The invention discloses a person detection and identification method, which relates to the technical field of face identification and comprises the following steps: performing video frame extraction on an input video to obtain an original face image; carrying out face detection on the original face image by using a Blazeface network structure to obtain a target image; positioning key points of the human face of the target image by using Dlib, aligning the human face, and cutting the human face area of the target image to generate a training image; carrying out face recognition training on the training image by using ResNet50+ ArcFace Loss to obtain a trained face recognition network; and analyzing the face image to be recognized by using the trained face recognition network to obtain a recognition result. The method can be used for rapidly carrying out face detection and face recognition, and the detection speed is improved while the detection precision is ensured.

Description

Person detection and identification method
Technical Field
The invention relates to the technical field of face recognition, in particular to a person detection and recognition method.
Background
Various publicity videos in the internet are also endless at present, and some people can also publish some unrealistic words on the internet, if the videos flow into the domestic internet, bad effects can be caused, and the scheme for detecting and identifying people in the prior art has the following defects: the fast RCNN is a two-stage general object detection network, has the characteristics of high precision, but relatively low speed compared with other general detection networks such as Yolo and the like, and has high speed requirements on the speed when face detection is carried out in a video; and secondly, with the development of the face recognition technology, more and better metric learning methods are provided, and the recall of the face recognition can be improved. Therefore, how to provide a method for fast face detection and face recognition is a technical problem to be solved urgently for those skilled in the art.
Disclosure of Invention
In view of this, the present invention provides a method for detecting and identifying a person, so as to solve the problems in the background art and improve the detection speed while ensuring the detection accuracy.
In order to achieve the purpose, the invention adopts the following technical scheme: a person detection and identification method comprises the following steps:
performing video frame extraction on an input video to obtain an original face image;
carrying out face detection on the original face image by using a Blazeface network structure to obtain a target image;
positioning key points of the human face of the target image by using Dlib, aligning the human face, and cutting the human face area of the target image to generate a training image;
carrying out face recognition training on the training image by using ResNet50+ ArcFace Loss to obtain a trained face recognition network;
and analyzing the face image to be recognized by using the trained face recognition network to obtain a recognition result.

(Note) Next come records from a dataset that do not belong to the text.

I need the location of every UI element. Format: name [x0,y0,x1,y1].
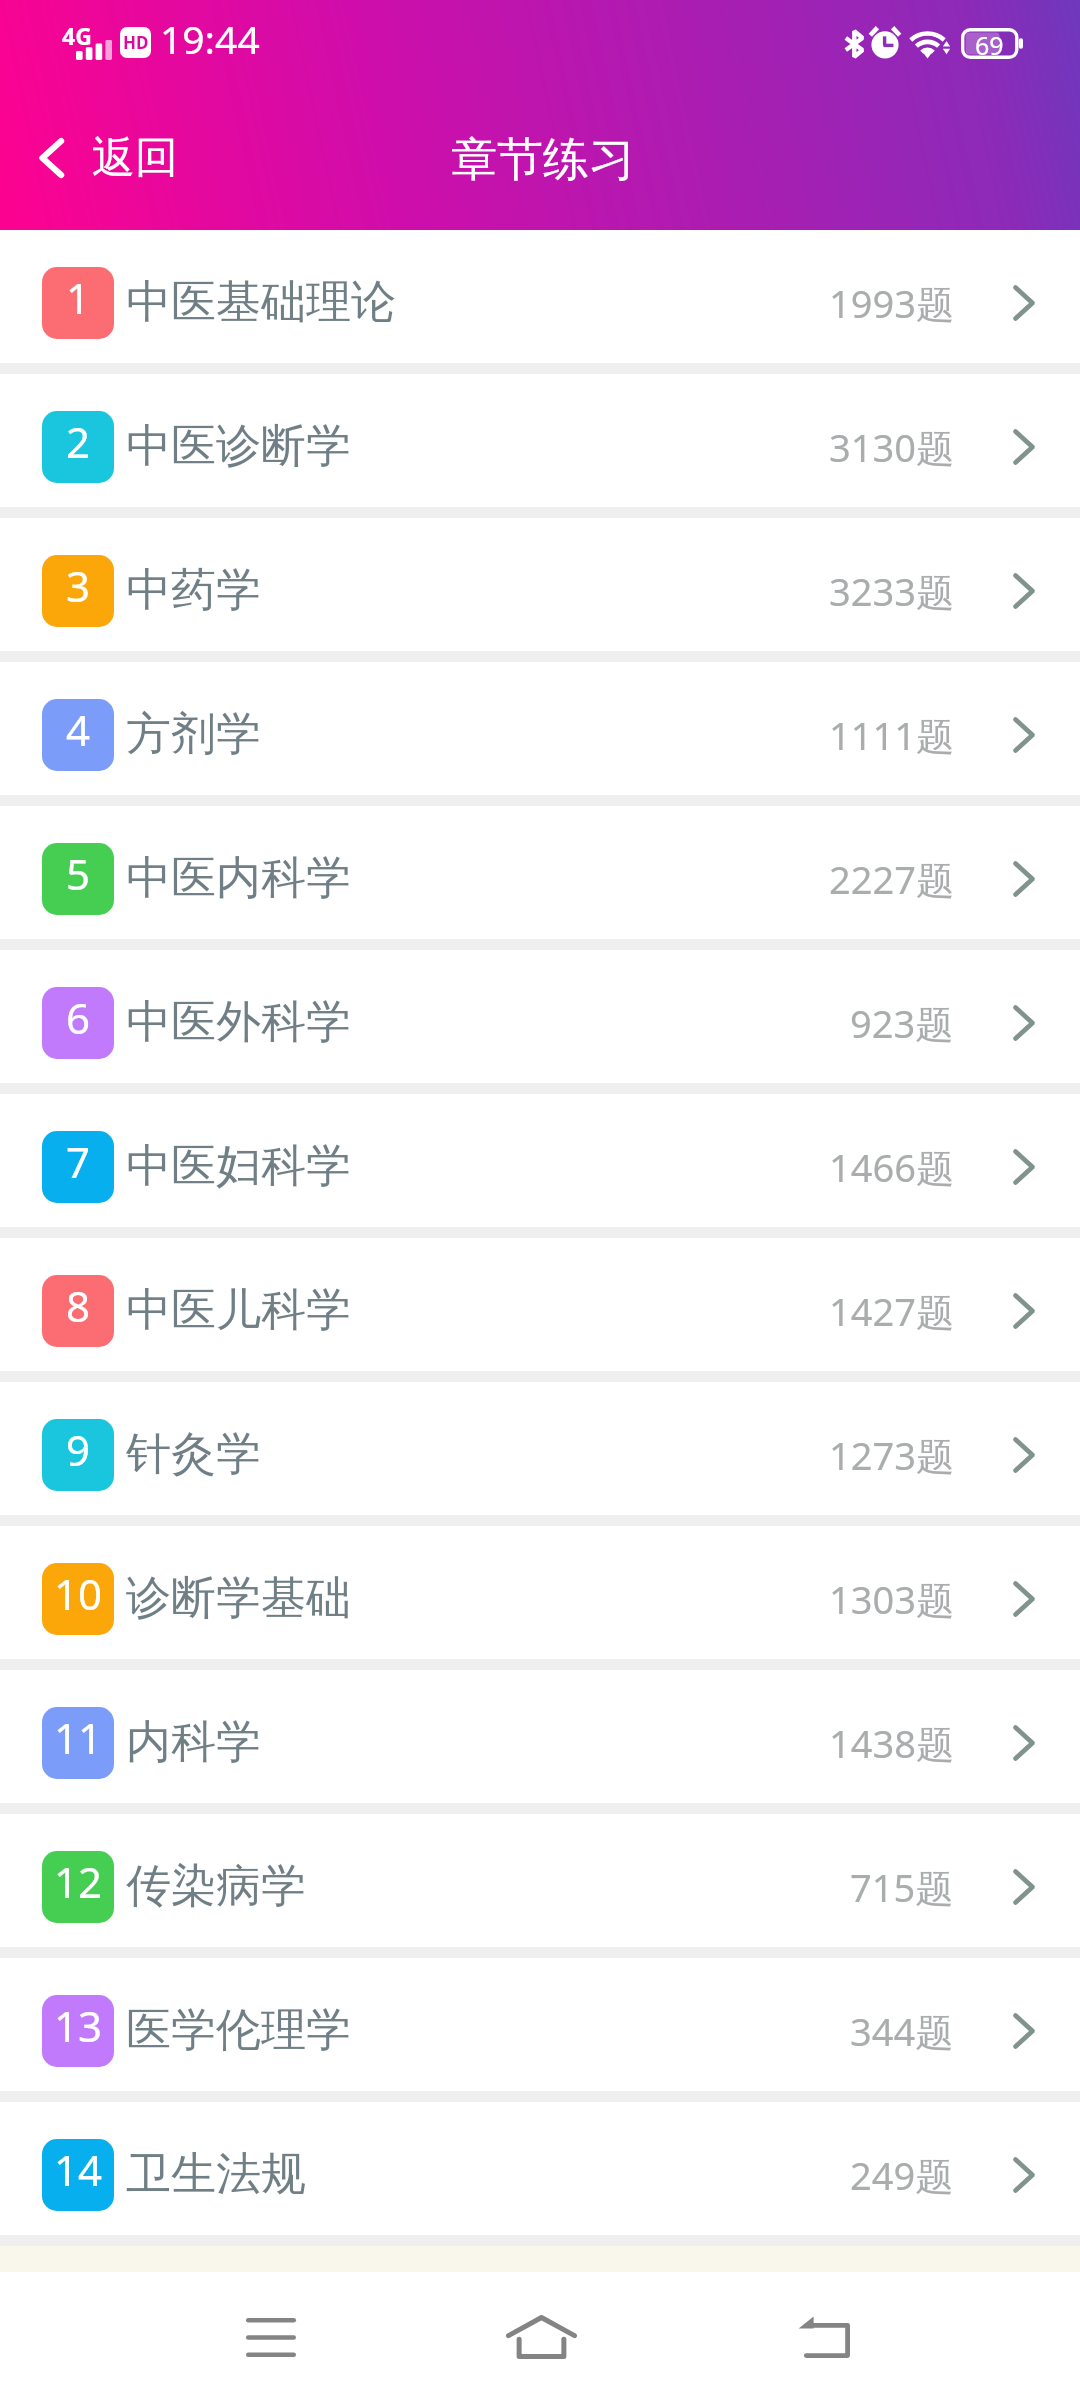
staticText: 249题 [850,2149,954,2201]
staticText: 69 [975,28,1004,59]
button[interactable]: 7 [0,1094,1080,1227]
staticText: 1303题 [829,1573,954,1625]
staticText: 6 [66,989,91,1046]
button[interactable]: 12 [0,1814,1080,1947]
staticText: 中医外科学 [126,994,351,1051]
staticText: 923题 [850,997,954,1049]
staticText: 2227题 [829,853,954,905]
staticText: 13 [54,1997,103,2054]
button[interactable]: 14 [0,2102,1080,2235]
button[interactable]: 5 [0,806,1080,939]
staticText: 10 [54,1565,103,1622]
staticText: 3130题 [829,421,954,473]
staticText: 11 [54,1709,103,1766]
staticText: 3233题 [829,565,954,617]
staticText: 3 [66,557,91,614]
staticText: 中药学 [126,562,261,619]
staticText: 针灸学 [126,1426,261,1483]
staticText: 14 [54,2141,103,2198]
staticText: 9 [66,1421,91,1478]
staticText: 卫生法规 [126,2146,306,2203]
button[interactable]: 9 [0,1382,1080,1515]
staticText: 1273题 [829,1429,954,1481]
button[interactable]: 6 [0,950,1080,1083]
button[interactable]: 3 [0,518,1080,651]
staticText: 344题 [850,2005,954,2057]
button[interactable]: Home [481,2282,601,2392]
staticText: 中医诊断学 [126,418,351,475]
button[interactable]: 1 [0,230,1080,363]
staticText: 中医儿科学 [126,1282,351,1339]
staticText: 返回 [92,131,178,185]
staticText: 1 [66,269,91,326]
staticText: 19:44 [160,12,260,65]
staticText: 1111题 [829,709,954,761]
staticText: 1466题 [829,1141,954,1193]
button[interactable]: 返回 [0,110,208,206]
staticText: 8 [66,1277,91,1334]
button[interactable]: Back [764,2282,884,2392]
staticText: 1438题 [829,1717,954,1769]
staticText: 章节练习 [451,131,635,189]
staticText: 内科学 [126,1714,261,1771]
button[interactable]: 2 [0,374,1080,507]
staticText: 1993题 [829,277,954,329]
staticText: 4 [66,701,91,758]
button[interactable]: 13 [0,1958,1080,2091]
staticText: 中医内科学 [126,850,351,907]
button[interactable]: Recent apps [211,2282,331,2392]
button[interactable]: 8 [0,1238,1080,1371]
staticText: 中医妇科学 [126,1138,351,1195]
staticText: 715题 [850,1861,954,1913]
staticText: 方剂学 [126,706,261,763]
staticText: 2 [66,413,91,470]
staticText: 12 [54,1853,103,1910]
staticText: 5 [66,845,91,902]
staticText: 4G [62,20,92,51]
staticText: 医学伦理学 [126,2002,351,2059]
staticText: 1427题 [829,1285,954,1337]
staticText: 中医基础理论 [126,274,396,331]
staticText: 诊断学基础 [126,1570,351,1627]
button[interactable]: 11 [0,1670,1080,1803]
button[interactable]: 4 [0,662,1080,795]
button[interactable]: 10 [0,1526,1080,1659]
staticText: 传染病学 [126,1858,306,1915]
staticText: HD [123,31,149,54]
staticText: 7 [66,1133,91,1190]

Preferably, one frame of image in the input video is extracted as a key frame at regular intervals by using FFmpeg software for the input video.
Preferably, the BlazeFace network structure is based on MobileNet + SSD to improve the size of a convolution kernel and a control mechanism.
Preferably, the specific steps of the face recognition training are as follows:
inputting the training image into ResNet50 to extract features;
calculating the difference between the predicted label and the real label by using the ArcFace Loss to complete the training stage of face recognition, wherein the calculation formula is as follows:
Figure RE-GSB0000194222250000021
wherein L is1As a loss function, xiFor the features extracted by ResNet50, W is the weight value of the fully connected layer, b is the bias value of the fully connected layer, e is the natural logarithm, and m is the sample number.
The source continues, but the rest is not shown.